Eu partilhava totalmente este último ponto de vista e, durante toda a revolução, mesmo nos momentos mais críticos, defendi a plena liberdade de imprensa, que só devia, a meu ver, dar satisfações aos tribunais.

Chegou-se a um compromisso: autorizar a circulação de jornais sob a responsabilidade do redator.

[...]

Eram quase seis horas. Através da vidraça, penetrava uma luz esbranquiçada. Do salão Catarina chegava um ruído de botas e se ouviam comandos breves. Poderia se pensar que os destacamentos organizados desfilavam devagar.

Eu adormeci, ou talvez, simplesmente cochilei. Havia passado o primeiro dia da revolução.


4. Fui acordado por dois soldados que rasgavam ritmicamente com suas baionetas a tela do retrato de Nicolau 2.º pintado por Repin. Algum tempo depois, por sobre a poltrona do presidente, não havia mais do que uma moldura vazia, que assim continuou pendurada nesse salão da revolução durante vários meses.

[...] Diziam-me que a situação estava melhorando. Para começar, não se ouvia falar de nenhuma ação militar. E depois, em São Petersburgo, os oficiais voltavam a seus postos e a comissão recebia deles em massa oferecimentos de serviço. Além disso, a ocupação da fortaleza de Pedro e Paulo havia se tornado um fato consumado: a guarnição inteira, encabeçada pelo comandante, havia reconhecido os poderes do Comitê da Duma. [...]

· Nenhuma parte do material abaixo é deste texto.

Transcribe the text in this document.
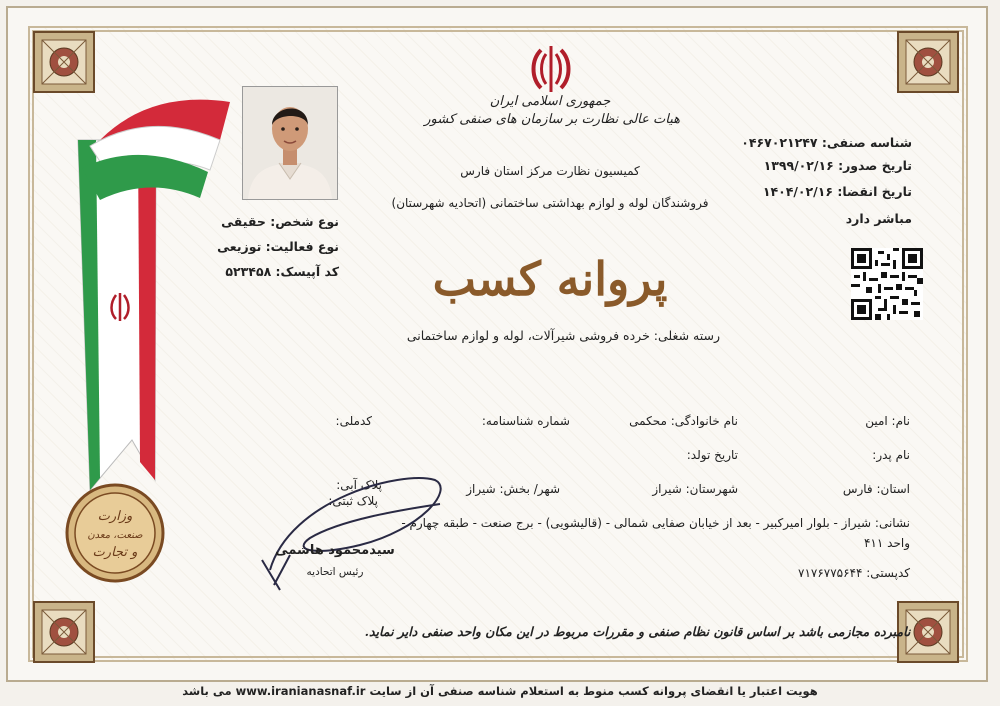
وزارت
صنعت، معدن
و تجارت
جمهوری اسلامی ایران
هیات عالی نظارت بر سازمان های صنفی کشور
کمیسیون نظارت مرکز استان فارس
فروشندگان لوله و لوازم بهداشتی ساختمانی (اتحادیه شهرستان)
پروانه کسب
رسته شغلی: خرده فروشی شیرآلات، لوله و لوازم ساختمانی
شناسه صنفی: ۰۴۶۷۰۲۱۲۴۷
تاریخ صدور: ۱۳۹۹/۰۲/۱۶
تاریخ انقضا: ۱۴۰۴/۰۲/۱۶
مباشر دارد
نوع شخص: حقیقی
نوع فعالیت: توزیعی
کد آپیسک: ۵۲۳۴۵۸
نام: امین
نام خانوادگی: محکمی
شماره شناسنامه:
کدملی:
نام پدر:
تاریخ تولد:
استان: فارس
شهرستان: شیراز
شهر/ بخش: شیراز
پلاک آبی:
پلاک ثبتی:
نشانی: شیراز - بلوار امیرکبیر - بعد از خیابان صفایی شمالی - (قالیشویی) - برج صنعت - طبقه چهارم -
واحد ۴۱۱
کدپستی: ۷۱۷۶۷۷۵۶۴۴
سیدمحمود هاشمی
رئیس اتحادیه
نامبرده مجازمی باشد بر اساس قانون نظام صنفی و مقررات مربوط در این مکان واحد صنفی دایر نماید.
هویت اعتبار یا انقضای پروانه کسب منوط به استعلام شناسه صنفی آن از سایت www.iranianasnaf.ir می باشد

Obviamente, a adesão dos oficiais à revolução tinha uma enorme importância. Nesse momento, a revolução não dispunha de nenhuma formação que pudesse substituir o corpo de oficiais, salvar o exército de uma desintegração total e impedi-lo de transformar-se em fator de anarquia ou de ditadura. [...] visto que a liquidação do tsarismo não podia se realizar sem a burguesia, menos ainda contra a burguesia, era importante neutralizar essa força.

[...]

Mas, quanto ao âmago dessa questão, as aspirações dos meios dirigentes da burguesia e as da democracia não somente diferiam, mas também suas divergências se tornariam o ponto de partida de uma luta profunda e obstinada. [...]

Na esperança compreensível de tornar o corpo de oficiais um serviçal fiel da burguesia, o Comitê Provisório desejava que a soldadesca continuasse sendo o que sempre foi, ou seja, ferramentas sem vontade, “fuzis automáticos”.

[...]

Estava fora de questão o retorno à velha obediência passiva e cega da massa democrática. Estavam sendo erguidos para o Estado novos fundamentos, que implicavam necessariamente novas inter-relações dentro do exército e uma estrutura nova que inviabilizasse o uso dos soldados para uma agressão contra o povo.

[...]

A multidão, civis e soldados misturados, afluía ao palácio como no dia anterior. Pessoas vindas da cidade nos disseram que a ordem estava longe de ser reimposta. Lojas, armazéns e apartamentos haviam sido saqueados em vários bairros, e o motim continuava. Os criminosos, libertados com os presos políticos um dia antes, lideravam os rebelados, pilhando e incendiando. As ruas estavam perigosas: os agentes de polícia, os porteiros, a polícia secreta e a guarda civil davam tiros escondidos nas guaritas. Alguns incêndios mal apagados ainda ardiam.

[...]

A sessão desse primeiro Comitê Executivo, esse Comitê que lançou as bases da revolução e que, durante dois meses, teve o destino dela em suas mãos, podia se abrir.

[...]

Na manhã de 28 de fevereiro, os representantes de partidos vieram se juntar aos membros eleitos do Comitê Executivo. [...]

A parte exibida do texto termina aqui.